Comparing strings finds an incorrect match

Question

Comparing strings finds an incorrect match

dimiterbak opened this issue 3 years ago · 2 comments

Hi There,

Thanks for sharing this library!

I am running the bellow test and expect to find no match.
However, it returns a match:

import numpy as np
import unittest

from names_matcher.algorithm import NamesMatcher

class TestCreateIdentityMatcher(unittest.TestCase):

    def test_compare_different_identities(self):

        names_1 = [["V", "v"]]
        names_2 = [["L", "o"]]

        assignments = NamesMatcher()(names_1,
                                     names_2)

        self.assertEqual(-1,
                             assignments[0][0])
        self.assertEqual(1,
                             assignments[1][0])

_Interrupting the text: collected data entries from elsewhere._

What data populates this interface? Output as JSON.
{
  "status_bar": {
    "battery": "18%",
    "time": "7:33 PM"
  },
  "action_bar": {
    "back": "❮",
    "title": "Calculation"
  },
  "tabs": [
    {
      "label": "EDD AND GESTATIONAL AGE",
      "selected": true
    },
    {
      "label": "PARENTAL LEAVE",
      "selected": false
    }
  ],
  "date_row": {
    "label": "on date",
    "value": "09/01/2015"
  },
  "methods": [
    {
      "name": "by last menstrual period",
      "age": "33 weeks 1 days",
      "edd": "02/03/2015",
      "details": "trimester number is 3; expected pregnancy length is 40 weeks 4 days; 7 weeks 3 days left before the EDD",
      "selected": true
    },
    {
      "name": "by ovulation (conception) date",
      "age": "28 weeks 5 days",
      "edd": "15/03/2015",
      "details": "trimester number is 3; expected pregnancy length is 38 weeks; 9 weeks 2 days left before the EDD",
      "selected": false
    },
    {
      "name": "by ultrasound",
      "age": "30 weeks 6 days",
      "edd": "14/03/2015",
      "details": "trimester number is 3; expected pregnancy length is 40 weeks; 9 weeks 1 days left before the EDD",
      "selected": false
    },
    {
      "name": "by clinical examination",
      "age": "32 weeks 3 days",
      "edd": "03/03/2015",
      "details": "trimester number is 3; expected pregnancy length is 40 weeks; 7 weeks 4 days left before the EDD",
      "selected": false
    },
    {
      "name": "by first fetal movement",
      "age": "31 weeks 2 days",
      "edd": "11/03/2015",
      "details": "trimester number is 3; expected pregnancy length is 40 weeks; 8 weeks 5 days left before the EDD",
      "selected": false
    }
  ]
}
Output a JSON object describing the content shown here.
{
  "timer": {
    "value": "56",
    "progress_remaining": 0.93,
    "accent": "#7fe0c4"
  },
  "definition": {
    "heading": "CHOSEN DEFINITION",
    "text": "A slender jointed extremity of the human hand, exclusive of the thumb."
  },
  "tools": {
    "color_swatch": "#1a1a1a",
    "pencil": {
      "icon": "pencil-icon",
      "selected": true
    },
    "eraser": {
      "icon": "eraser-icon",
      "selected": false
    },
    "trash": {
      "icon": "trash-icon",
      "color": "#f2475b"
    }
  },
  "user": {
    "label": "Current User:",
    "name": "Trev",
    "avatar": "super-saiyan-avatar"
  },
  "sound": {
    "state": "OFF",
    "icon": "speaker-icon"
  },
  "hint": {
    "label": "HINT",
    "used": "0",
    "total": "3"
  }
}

Answer 1 · 2022-03-11T08:55:28.000Z

Hi @dimiterbak, your code returns the following for me:

(array([0], dtype=int32), array([0.]))

As you see, the confidence of the match is 0, which is the minimum confidence possible.
I always return the matches, and it depends on the domain problem to choose the perfect threshold for the confidence. It depends on what's more important, Precision vs. Recall, etc., etc.

Answer 2 · 2022-03-11T10:38:28.000Z

Thank you!

It looks like I misunderstood by thinking you return the distance but it was the confidence.